Король совершил путешествие в Лангедок, где он пробыл три месяца, отпраздновал Рождество в Тулузе, которая на некоторое время стала центром власти. Нужна была очень веская причина, чтобы Филипп Красивый решил оставить на всю зиму дичь лесов Иль-де-Франса. И такая причина была. Неистовый францисканец Бернар Делисье продолжал свою агитационную кампанию против инквизиции и доминиканцев Лангедока. Его пламенные проповеди вызывали тревогу среди населения, которое понимало, что ему угрожает вездесущее присутствие глаз и ушей инквизиции. Судебные процессы по обвинению в ереси здесь всегда были жестокой реальностью: 30 дел в Корде в 1299–1300 годах; 35 обвиняемых были привлечены к ответственности в Альби в период с декабря 1299 по март 1300 года, и 17 были заключены в тюрьму. Малейшее подозрение в катаризме могло привести к серьезному преследованию: 40 горожан Лиму были повешены в ноябре 1304 года, 14 — в Каркассоне в сентябре 1305 года; в 1310 году Пьер Отье был сожжен в Тулузе за то, что сказал, что крестное знамение — это жест, который годится только для того, чтобы отгонять мух. Инквизиторы Жоффруа д'Аблис и Бернар Ги свирепствовали в графстве Фуа в 1308–1309 годах и в Лиму в 1308 и 1313 годах соответственно.

Поэтому угроза инквизиции была очень реальной, и Бернару Делисье не составило труда убедить буржуа из городов Лангедока, что никто не застрахован от ареста. Тревога распространилась, начались выступления против доминиканцев. Следователи Жан де Пиквиньи и Ришар Ле Невё, посланные в Лангедок королем, могли лишь констатировать серьезность ситуации. Опасность заключалась в том, что в сознании народа инквизиция ассоциировалась с королевской властью. В этом регионе, сильное чувство культурной идентичности поддерживало скрытую враждебность к монархии, считавшейся представителем народа Севера, несмотря на присутствие многих советников-южан в окружении Филиппа IV.

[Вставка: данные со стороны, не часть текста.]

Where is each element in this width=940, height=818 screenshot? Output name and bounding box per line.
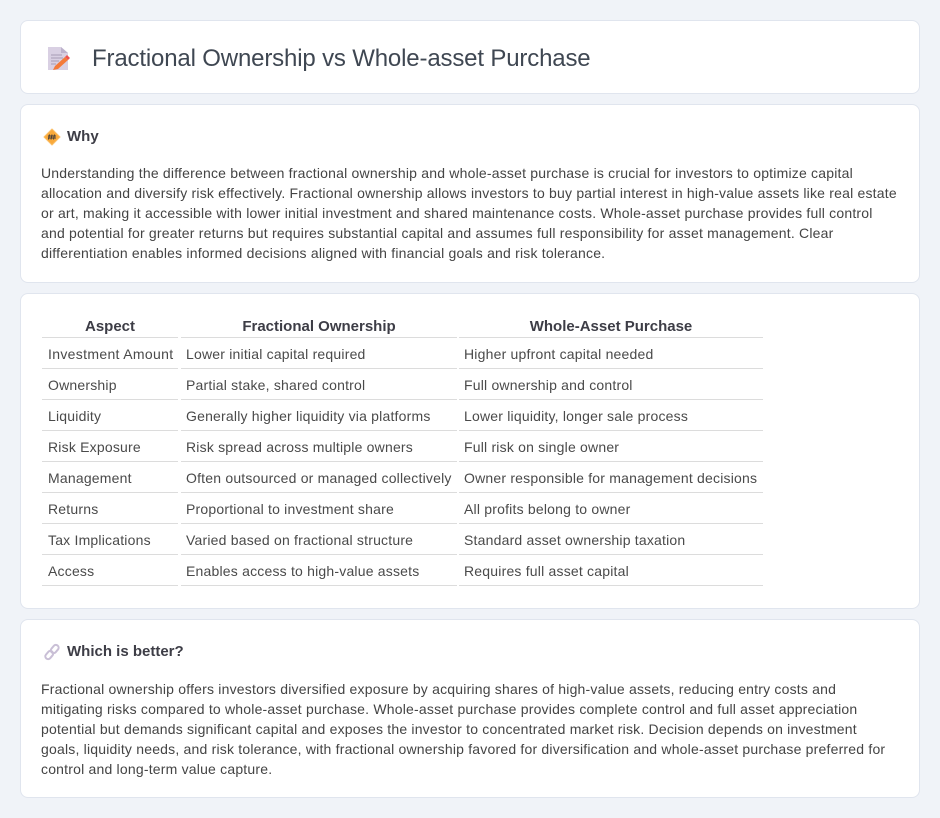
table: comparison: All profits belong to owner [464, 501, 630, 517]
table: comparison: Full ownership and control [464, 377, 633, 393]
table: comparison: Higher upfront capital needed [464, 346, 653, 362]
panel: which is better [20, 619, 920, 798]
table: comparison: Risk Exposure [48, 439, 141, 455]
table: comparison: Returns [48, 501, 98, 517]
table: comparison: Varied based on fractional structure [186, 532, 413, 548]
heading: which is better: Which is better? [67, 643, 184, 660]
text block: which is better explanation: potential but demands significant capital and exposes the investor to concentrated market risk. Decision depends on investment [41, 721, 857, 737]
table: comparison: Proportional to investment share [186, 501, 394, 517]
text block: which is better explanation [41, 681, 885, 777]
table: comparison: Liquidity [48, 408, 101, 424]
text block: why explanation: and potential for greater returns but requires substantial capital and assumes full responsibility for asset management. Clear [41, 225, 834, 241]
table: comparison: Fractional Ownership [242, 318, 396, 335]
table: comparison: Full risk on single owner [464, 439, 619, 455]
text block: which is better explanation: mitigating risks compared to whole-asset purchase. Whole-asset purchase provides complete control and full asset appreciation [41, 701, 857, 717]
table: comparison: Owner responsible for management decisions [464, 470, 757, 486]
table: comparison: Often outsourced or managed collectively [186, 470, 452, 486]
text block: why explanation: differentiation enables informed decisions aligned with financial goals and risk tolerance. [41, 245, 605, 261]
text block: why explanation: or art, making it accessible with lower initial investment and shared maintenance costs. Whole-asset purchase provides full control [41, 205, 873, 221]
text block: which is better explanation: goals, liquidity needs, and risk tolerance, with fractional ownership favored for diversification and whole-asset purchase preferred for [41, 741, 885, 757]
table: comparison: Tax Implications [48, 532, 151, 548]
panel: why [20, 104, 920, 283]
panel: comparison table [20, 293, 920, 609]
icon: document with pencil [48, 47, 70, 70]
table: comparison: Risk spread across multiple owners [186, 439, 413, 455]
table: comparison: Aspect [85, 318, 135, 335]
table: comparison: Lower liquidity, longer sale process [464, 408, 688, 424]
text block: why explanation [41, 165, 897, 261]
heading: why: Why [67, 128, 99, 145]
text block: why explanation: allocation and diversify risk effectively. Fractional ownership allows investors to buy partial interest in high-value assets like real estate [41, 185, 897, 201]
table: comparison: Access [48, 563, 94, 579]
table: comparison: Partial stake, shared control [186, 377, 365, 393]
text block: why explanation: Understanding the difference between fractional ownership and whole-asset purchase is crucial for investors to optimize capital [41, 165, 853, 181]
icon: chain link [44, 644, 60, 660]
table: comparison: Ownership [48, 377, 117, 393]
table: comparison: Standard asset ownership taxation [464, 532, 685, 548]
table: comparison: Generally higher liquidity via platforms [186, 408, 431, 424]
table: comparison [42, 318, 763, 586]
table: comparison: Management [48, 470, 132, 486]
table: comparison: Lower initial capital required [186, 346, 366, 362]
table: comparison: Requires full asset capital [464, 563, 629, 579]
table: comparison: Investment Amount [48, 346, 173, 362]
text block: which is better explanation: control and long-term value capture. [41, 761, 272, 777]
panel: title header [20, 20, 920, 94]
title: Fractional Ownership vs Whole-asset Purchase [92, 45, 590, 72]
text block: which is better explanation: Fractional ownership offers investors diversified exposure by acquiring shares of high-value assets, reducing entry costs and [41, 681, 836, 697]
table: comparison: Enables access to high-value assets [186, 563, 419, 579]
icon: warning diamond [44, 128, 60, 146]
table: comparison: Whole-Asset Purchase [530, 318, 692, 335]
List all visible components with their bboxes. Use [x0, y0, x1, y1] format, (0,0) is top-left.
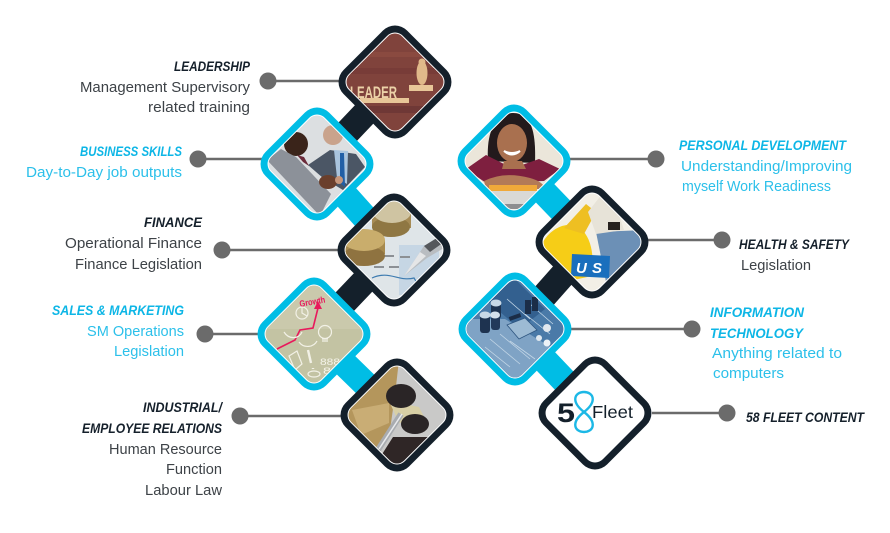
- text: leadership: LEADERSHIP: [174, 59, 251, 74]
- text: information technology: INFORMATION: [710, 305, 804, 320]
- connector: information technology to 58 Fleet: [515, 329, 595, 413]
- text: industrial and employee relations: [82, 400, 223, 499]
- text: personal development: PERSONAL DEVELOPMENT: [679, 138, 848, 153]
- text: information technology: TECHNOLOGY: [710, 326, 805, 341]
- text: sales and marketing: [52, 303, 184, 360]
- text: finance: Operational Finance: [65, 235, 202, 252]
- text: leadership: Management Supervisory: [80, 79, 250, 96]
- text: finance: FINANCE: [144, 215, 203, 230]
- text: health and safety: [739, 237, 851, 274]
- text: finance: [65, 215, 203, 273]
- connector: leadership to business skills: [317, 82, 395, 164]
- connector: finance to sales and marketing: [314, 250, 394, 334]
- text: industrial and employee relations: EMPLOYEE RELATIONS: [82, 421, 222, 436]
- text: industrial and employee relations: INDUSTRIAL/: [143, 400, 223, 415]
- diamond: business skills photo: [260, 108, 374, 220]
- text: health and safety: Legislation: [741, 257, 811, 274]
- text: business skills: Day-to-Day job outputs: [26, 164, 182, 181]
- text: industrial and employee relations: Labour Law: [145, 482, 222, 499]
- text: personal development: [679, 138, 852, 195]
- diamond: sales and marketing photo: 888: [320, 357, 340, 368]
- diamond: health and safety photo: U S: [576, 260, 602, 277]
- text: sales and marketing: SM Operations: [87, 323, 184, 340]
- text: industrial and employee relations: Human Resource: [109, 441, 222, 458]
- diamond: sales and marketing photo: [258, 278, 370, 390]
- text: personal development: myself Work Readiness: [682, 178, 831, 195]
- diamond: 58 Fleet logo: 5: [557, 398, 575, 428]
- diamond: finance photo: [338, 194, 450, 306]
- text: information technology: [710, 305, 842, 382]
- diamond: health and safety photo: [536, 186, 648, 298]
- leader line: health and safety: [646, 232, 730, 248]
- leader line: finance: [214, 242, 340, 258]
- leader line: business skills: [190, 150, 268, 168]
- diamond: leader photo: LEADER: [350, 83, 397, 102]
- leader line: leadership: [260, 72, 342, 90]
- text: leadership: related training: [148, 99, 250, 116]
- text: business skills: BUSINESS SKILLS: [80, 144, 182, 159]
- text: finance: Finance Legislation: [75, 256, 202, 273]
- leader line: industrial relations: [232, 408, 344, 424]
- connector: business skills to finance: [317, 164, 394, 250]
- text: sales and marketing: Legislation: [114, 343, 184, 360]
- text: leadership: [80, 59, 251, 116]
- text: business skills: [26, 144, 182, 181]
- leader line: personal development: [568, 150, 664, 168]
- diamond: industrial relations photo: [340, 358, 454, 472]
- diamond: 58 Fleet logo: [532, 350, 658, 476]
- connector: health and safety to information technology: [515, 242, 592, 329]
- text: 58 Fleet content: 58 FLEET CONTENT: [746, 410, 866, 425]
- leader line: information technology: [569, 320, 700, 338]
- text: industrial and employee relations: Function: [166, 461, 222, 478]
- text: health and safety: HEALTH & SAFETY: [739, 237, 851, 252]
- diamond: sales and marketing photo: 88: [323, 366, 339, 377]
- diamond: information technology photo: [458, 272, 572, 386]
- text: information technology: computers: [713, 365, 784, 382]
- diamond: sales and marketing photo: Growth: [299, 295, 326, 309]
- text: personal development: Understanding/Improving: [681, 158, 852, 175]
- leader line: 58 Fleet: [652, 404, 736, 422]
- diamond: leader photo: [338, 26, 452, 138]
- connector: sales and marketing to industrial relations: [314, 334, 397, 415]
- text: information technology: Anything related to: [712, 345, 842, 362]
- diamond: 58 Fleet logo: Fleet: [592, 402, 633, 422]
- connector: personal development to health and safety: [514, 161, 592, 242]
- leader line: sales and marketing: [196, 326, 260, 342]
- text: sales and marketing: SALES & MARKETING: [52, 303, 184, 318]
- diamond: personal development photo: [458, 104, 570, 218]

В конце августа 1303 года, чтобы помешать горожанам Каркассона взять штурмом инквизиторскую тюрьму, Пиквиньи и Ле Невё перевели узников в крепостную башню, что было расценено инквизицией как нарушение церковного правосудия. Инквизитор Жоффруа д'Аблис отлучил Ришара Ле Невё от церкви. В начале сентября церковь доминиканцев в Каркассоне подверглась нападению, в результате которого были разбиты витражи. Пиквиньи, стремясь сохранить престиж короля среди населения, все чаще вел себя как союзник Делисье. Горожане Лангедока обратились в Рим прося защиты для так называемых еретиков и Пиквиньи. Альбигойцы написали королеве Жанне, чей духовник был францисканцем, прося ее вмешаться и освободить так называемых еретиков, арестованных доминиканцами: "Мы все обращаемся к Вам, мужчины и женщины, юноши и девушки, старики и дети, Вам, которая является нашей надеждой. Нежное благочестие королевского величества послало нам этих почтенных людей [Иоанна, виконта Амьена, сеньора Пиквиньи, рыцаря короля, и Ричарда Ле Невё, архидиакона Оже в церкви Лизье, чиновника короля], чтобы эта земля, которая часто чувствовала Вашу любовь, благодаря их служению все более и более благоденствовала под властью нашего господина короля, чтобы доброе имя было восстановлено для невинных, чтобы мир и согласие были дарованы всем, и чтобы такая огромная верная Вам страна, не подвергалась клевете и самым опасным бедам".